Расул пожал плечами:
– Я тут этих чудес насмотрелся. И хромые ходить начинают, и слепые прозревают. Одна женщина забеременела от святого духа.
Расул достал из неприметной ниши в стене свернутый тюфяк.
– Постели где-нибудь повыше, на ступенях. А то здесь крысы бегают по ночам.
– Ну что вы, я спать не собираюсь.
– А что же ты собираешься делать ночью?
– Бодрствовать, молиться, думать о сыне Божьем, – ответил Фома.
– Дело твое. Я запру тебя, – сказал старик, – выпущу утром до прихода настоятеля. Вообще-то мы с ним ладим.
После этого старик удалился.
Храм гроба Господня
Лязгнул замок, и Фома остался один. Чувство благоговения, с которым он вступил в храм, вскоре исчезло. И ему, хотя он стыдился себе в этом признаться, стало как-то не по себе.
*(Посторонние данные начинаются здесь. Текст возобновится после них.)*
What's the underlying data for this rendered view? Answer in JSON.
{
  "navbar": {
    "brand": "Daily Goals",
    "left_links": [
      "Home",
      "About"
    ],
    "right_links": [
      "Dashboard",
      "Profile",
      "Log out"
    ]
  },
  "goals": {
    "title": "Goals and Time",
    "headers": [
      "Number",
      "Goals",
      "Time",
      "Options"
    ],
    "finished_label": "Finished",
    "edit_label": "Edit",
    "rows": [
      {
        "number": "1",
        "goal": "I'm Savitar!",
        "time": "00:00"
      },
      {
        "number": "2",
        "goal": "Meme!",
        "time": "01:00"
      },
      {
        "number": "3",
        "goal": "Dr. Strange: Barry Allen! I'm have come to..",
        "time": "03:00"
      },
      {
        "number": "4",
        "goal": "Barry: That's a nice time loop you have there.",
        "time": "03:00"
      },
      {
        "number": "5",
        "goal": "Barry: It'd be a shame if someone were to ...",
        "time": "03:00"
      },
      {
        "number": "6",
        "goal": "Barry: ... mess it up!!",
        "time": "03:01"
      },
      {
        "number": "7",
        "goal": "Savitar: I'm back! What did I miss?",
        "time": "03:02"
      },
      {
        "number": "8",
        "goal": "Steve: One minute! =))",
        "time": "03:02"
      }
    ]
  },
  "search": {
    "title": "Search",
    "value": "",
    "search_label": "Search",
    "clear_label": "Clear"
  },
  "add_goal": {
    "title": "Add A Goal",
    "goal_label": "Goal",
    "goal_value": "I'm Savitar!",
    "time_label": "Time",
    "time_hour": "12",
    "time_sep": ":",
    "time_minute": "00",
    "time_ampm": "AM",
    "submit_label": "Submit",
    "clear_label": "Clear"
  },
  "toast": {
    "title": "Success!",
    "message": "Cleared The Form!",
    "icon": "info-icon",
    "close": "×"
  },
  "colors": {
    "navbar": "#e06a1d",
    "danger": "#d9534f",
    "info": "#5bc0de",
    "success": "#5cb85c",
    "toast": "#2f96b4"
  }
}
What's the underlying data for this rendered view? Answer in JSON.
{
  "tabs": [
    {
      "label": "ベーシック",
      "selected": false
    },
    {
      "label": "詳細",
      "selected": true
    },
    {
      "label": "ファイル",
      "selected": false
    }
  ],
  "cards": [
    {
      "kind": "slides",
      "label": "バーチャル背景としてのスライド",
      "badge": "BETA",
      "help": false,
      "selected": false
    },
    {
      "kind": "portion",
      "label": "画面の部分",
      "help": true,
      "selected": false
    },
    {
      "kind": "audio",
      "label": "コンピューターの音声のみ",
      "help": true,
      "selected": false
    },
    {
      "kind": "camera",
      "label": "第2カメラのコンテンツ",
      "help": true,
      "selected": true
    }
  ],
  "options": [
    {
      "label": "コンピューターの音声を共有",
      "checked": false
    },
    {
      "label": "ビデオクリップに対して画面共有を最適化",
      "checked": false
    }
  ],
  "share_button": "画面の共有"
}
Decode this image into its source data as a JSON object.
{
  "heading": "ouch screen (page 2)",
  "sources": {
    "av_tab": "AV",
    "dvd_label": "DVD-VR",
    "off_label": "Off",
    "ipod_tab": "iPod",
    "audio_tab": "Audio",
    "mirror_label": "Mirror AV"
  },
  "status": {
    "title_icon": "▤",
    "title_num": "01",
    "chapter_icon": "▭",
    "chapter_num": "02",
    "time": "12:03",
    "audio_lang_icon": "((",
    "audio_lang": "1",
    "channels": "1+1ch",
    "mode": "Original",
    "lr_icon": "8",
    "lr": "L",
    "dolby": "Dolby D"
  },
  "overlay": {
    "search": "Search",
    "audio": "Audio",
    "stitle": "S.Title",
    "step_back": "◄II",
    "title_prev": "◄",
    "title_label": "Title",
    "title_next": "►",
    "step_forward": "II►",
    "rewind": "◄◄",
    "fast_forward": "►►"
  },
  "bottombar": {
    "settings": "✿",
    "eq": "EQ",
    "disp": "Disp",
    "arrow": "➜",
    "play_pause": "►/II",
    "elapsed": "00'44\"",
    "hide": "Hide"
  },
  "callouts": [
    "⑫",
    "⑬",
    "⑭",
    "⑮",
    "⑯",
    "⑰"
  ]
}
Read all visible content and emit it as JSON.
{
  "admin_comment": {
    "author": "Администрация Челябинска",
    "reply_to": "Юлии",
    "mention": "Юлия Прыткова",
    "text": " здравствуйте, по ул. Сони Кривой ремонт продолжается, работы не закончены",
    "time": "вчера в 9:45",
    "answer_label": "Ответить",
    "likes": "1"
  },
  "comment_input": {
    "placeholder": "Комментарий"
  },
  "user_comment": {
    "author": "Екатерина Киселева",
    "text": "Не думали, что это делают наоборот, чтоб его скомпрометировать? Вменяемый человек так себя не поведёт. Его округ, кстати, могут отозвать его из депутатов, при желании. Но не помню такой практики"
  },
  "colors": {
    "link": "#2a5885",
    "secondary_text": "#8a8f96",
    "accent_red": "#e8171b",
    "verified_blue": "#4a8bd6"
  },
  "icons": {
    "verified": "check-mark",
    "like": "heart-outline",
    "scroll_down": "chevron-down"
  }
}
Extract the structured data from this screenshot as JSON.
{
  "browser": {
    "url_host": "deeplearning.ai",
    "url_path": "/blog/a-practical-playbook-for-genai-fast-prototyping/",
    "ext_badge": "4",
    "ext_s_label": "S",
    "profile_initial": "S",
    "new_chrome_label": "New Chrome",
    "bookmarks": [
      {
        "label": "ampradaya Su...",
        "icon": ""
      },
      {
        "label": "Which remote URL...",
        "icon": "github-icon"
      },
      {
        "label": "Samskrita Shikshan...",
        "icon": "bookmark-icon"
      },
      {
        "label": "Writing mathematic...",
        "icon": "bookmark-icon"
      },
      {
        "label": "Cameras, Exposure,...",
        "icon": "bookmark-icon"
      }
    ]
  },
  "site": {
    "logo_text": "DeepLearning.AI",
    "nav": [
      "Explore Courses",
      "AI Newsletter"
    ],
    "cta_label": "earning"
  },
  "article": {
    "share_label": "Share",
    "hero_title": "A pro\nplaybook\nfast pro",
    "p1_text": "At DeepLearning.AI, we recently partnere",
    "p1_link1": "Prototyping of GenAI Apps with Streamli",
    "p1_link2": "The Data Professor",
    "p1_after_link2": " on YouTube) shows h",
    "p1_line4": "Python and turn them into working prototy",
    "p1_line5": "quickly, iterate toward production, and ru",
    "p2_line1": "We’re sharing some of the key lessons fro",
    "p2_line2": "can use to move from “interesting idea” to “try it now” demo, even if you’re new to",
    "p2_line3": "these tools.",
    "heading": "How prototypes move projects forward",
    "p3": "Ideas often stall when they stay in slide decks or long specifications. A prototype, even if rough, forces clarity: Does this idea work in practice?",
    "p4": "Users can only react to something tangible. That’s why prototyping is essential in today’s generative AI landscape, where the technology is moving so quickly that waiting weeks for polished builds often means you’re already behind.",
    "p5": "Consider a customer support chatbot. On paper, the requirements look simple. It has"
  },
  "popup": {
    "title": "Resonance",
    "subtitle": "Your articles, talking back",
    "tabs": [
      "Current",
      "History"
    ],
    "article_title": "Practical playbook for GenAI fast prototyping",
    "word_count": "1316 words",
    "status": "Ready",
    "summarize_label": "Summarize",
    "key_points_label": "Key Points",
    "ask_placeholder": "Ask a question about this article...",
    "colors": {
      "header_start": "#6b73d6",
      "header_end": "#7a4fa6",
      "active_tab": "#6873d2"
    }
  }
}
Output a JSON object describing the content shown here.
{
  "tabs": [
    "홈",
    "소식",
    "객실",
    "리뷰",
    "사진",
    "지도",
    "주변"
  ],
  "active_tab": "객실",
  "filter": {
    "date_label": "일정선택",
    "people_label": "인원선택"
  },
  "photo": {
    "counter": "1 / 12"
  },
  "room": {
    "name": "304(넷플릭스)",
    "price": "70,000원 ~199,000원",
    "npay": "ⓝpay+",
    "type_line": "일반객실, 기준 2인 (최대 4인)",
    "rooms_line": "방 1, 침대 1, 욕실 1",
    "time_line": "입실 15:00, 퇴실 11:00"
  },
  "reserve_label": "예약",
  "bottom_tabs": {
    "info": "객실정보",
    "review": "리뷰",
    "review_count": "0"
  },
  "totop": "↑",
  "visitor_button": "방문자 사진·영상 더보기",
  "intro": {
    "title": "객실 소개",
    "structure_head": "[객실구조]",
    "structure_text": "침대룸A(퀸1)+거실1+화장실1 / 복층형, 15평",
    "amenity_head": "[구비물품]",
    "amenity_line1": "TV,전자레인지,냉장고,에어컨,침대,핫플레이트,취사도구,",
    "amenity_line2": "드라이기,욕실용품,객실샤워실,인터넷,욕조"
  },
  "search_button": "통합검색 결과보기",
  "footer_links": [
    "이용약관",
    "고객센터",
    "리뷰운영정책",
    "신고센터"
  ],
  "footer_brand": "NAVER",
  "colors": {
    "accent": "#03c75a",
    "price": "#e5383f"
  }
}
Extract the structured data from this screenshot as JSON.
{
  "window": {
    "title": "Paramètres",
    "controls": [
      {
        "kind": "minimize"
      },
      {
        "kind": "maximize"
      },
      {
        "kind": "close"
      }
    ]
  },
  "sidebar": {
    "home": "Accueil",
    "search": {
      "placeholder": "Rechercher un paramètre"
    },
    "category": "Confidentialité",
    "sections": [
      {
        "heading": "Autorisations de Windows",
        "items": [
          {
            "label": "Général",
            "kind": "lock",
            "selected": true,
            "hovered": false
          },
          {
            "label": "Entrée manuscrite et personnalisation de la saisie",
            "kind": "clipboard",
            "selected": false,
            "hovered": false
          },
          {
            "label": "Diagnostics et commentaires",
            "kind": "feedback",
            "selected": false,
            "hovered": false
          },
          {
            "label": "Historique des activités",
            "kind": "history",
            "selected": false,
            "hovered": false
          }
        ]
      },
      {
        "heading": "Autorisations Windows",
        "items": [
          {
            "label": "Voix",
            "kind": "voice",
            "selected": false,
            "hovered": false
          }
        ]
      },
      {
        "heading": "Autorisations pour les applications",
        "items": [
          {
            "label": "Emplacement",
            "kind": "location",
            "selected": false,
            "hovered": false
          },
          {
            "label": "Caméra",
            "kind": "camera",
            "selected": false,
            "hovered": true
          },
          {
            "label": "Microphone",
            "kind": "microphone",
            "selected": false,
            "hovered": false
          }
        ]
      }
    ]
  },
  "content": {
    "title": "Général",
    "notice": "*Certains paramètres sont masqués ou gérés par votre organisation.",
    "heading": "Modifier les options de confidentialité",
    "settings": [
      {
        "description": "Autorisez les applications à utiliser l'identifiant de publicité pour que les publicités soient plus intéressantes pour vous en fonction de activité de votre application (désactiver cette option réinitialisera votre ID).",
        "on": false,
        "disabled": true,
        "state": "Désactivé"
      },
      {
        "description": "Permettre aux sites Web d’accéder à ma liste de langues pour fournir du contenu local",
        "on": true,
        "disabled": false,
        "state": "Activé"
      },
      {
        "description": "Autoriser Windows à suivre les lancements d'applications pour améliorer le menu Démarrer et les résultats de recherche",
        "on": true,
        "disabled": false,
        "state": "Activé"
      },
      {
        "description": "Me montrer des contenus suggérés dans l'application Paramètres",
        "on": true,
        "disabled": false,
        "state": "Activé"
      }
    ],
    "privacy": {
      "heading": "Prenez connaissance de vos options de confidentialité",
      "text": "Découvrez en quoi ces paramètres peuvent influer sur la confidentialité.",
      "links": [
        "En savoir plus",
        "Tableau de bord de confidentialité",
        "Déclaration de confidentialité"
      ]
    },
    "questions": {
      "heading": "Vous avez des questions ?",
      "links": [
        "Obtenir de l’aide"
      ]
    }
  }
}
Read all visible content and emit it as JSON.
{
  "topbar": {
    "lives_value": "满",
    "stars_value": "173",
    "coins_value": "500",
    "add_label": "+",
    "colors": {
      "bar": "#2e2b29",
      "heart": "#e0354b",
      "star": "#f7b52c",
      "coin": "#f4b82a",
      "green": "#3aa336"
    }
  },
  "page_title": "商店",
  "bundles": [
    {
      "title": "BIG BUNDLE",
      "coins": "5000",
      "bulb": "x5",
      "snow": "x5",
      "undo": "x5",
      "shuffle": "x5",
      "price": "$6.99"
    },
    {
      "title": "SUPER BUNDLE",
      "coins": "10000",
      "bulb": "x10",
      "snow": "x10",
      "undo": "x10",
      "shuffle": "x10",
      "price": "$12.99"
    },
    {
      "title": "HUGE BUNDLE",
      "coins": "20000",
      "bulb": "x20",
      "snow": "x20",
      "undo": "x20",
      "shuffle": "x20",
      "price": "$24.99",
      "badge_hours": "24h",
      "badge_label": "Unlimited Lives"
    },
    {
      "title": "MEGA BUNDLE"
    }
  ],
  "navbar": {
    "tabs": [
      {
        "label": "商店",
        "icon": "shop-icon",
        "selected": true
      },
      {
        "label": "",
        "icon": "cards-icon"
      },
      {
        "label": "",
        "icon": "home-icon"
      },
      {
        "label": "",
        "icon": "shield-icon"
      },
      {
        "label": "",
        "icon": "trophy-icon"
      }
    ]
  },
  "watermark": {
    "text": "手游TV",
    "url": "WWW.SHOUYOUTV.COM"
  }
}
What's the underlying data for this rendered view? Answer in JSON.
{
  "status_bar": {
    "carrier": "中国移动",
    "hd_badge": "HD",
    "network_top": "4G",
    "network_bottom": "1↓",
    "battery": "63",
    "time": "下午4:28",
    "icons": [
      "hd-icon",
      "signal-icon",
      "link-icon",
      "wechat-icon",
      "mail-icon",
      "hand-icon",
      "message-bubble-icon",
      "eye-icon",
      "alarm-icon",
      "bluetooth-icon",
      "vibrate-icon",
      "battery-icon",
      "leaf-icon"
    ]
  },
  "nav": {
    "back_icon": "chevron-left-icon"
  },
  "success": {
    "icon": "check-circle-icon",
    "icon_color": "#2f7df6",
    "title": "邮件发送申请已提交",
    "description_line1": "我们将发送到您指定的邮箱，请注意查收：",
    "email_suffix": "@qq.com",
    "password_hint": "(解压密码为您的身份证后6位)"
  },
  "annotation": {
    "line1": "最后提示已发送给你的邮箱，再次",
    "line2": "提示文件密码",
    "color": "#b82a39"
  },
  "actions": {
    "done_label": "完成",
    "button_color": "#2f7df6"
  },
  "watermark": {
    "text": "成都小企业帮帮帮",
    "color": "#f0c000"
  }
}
Он походил немного по храму, не отходя, впрочем, далеко от горящих свечей. Каждый шаг его отдавался где-то в недрах помещения слабым эхом. В голову лезло все что угодно, только не мысли о Боге. В мыслях он почему-то все время обращался к Егорке, при этом, испытывая какое-то смешанное чувство обиды и ревности. Уж больно равнодушно он с ним простился, переключив свое внимание на старого друга. Фома полагал, что длительное совместное путешествие должно было вылиться в более чувственное прощание.
– А что с нехристя возьмешь, – тяжело вздохнув, глубокомысленно заключил монах.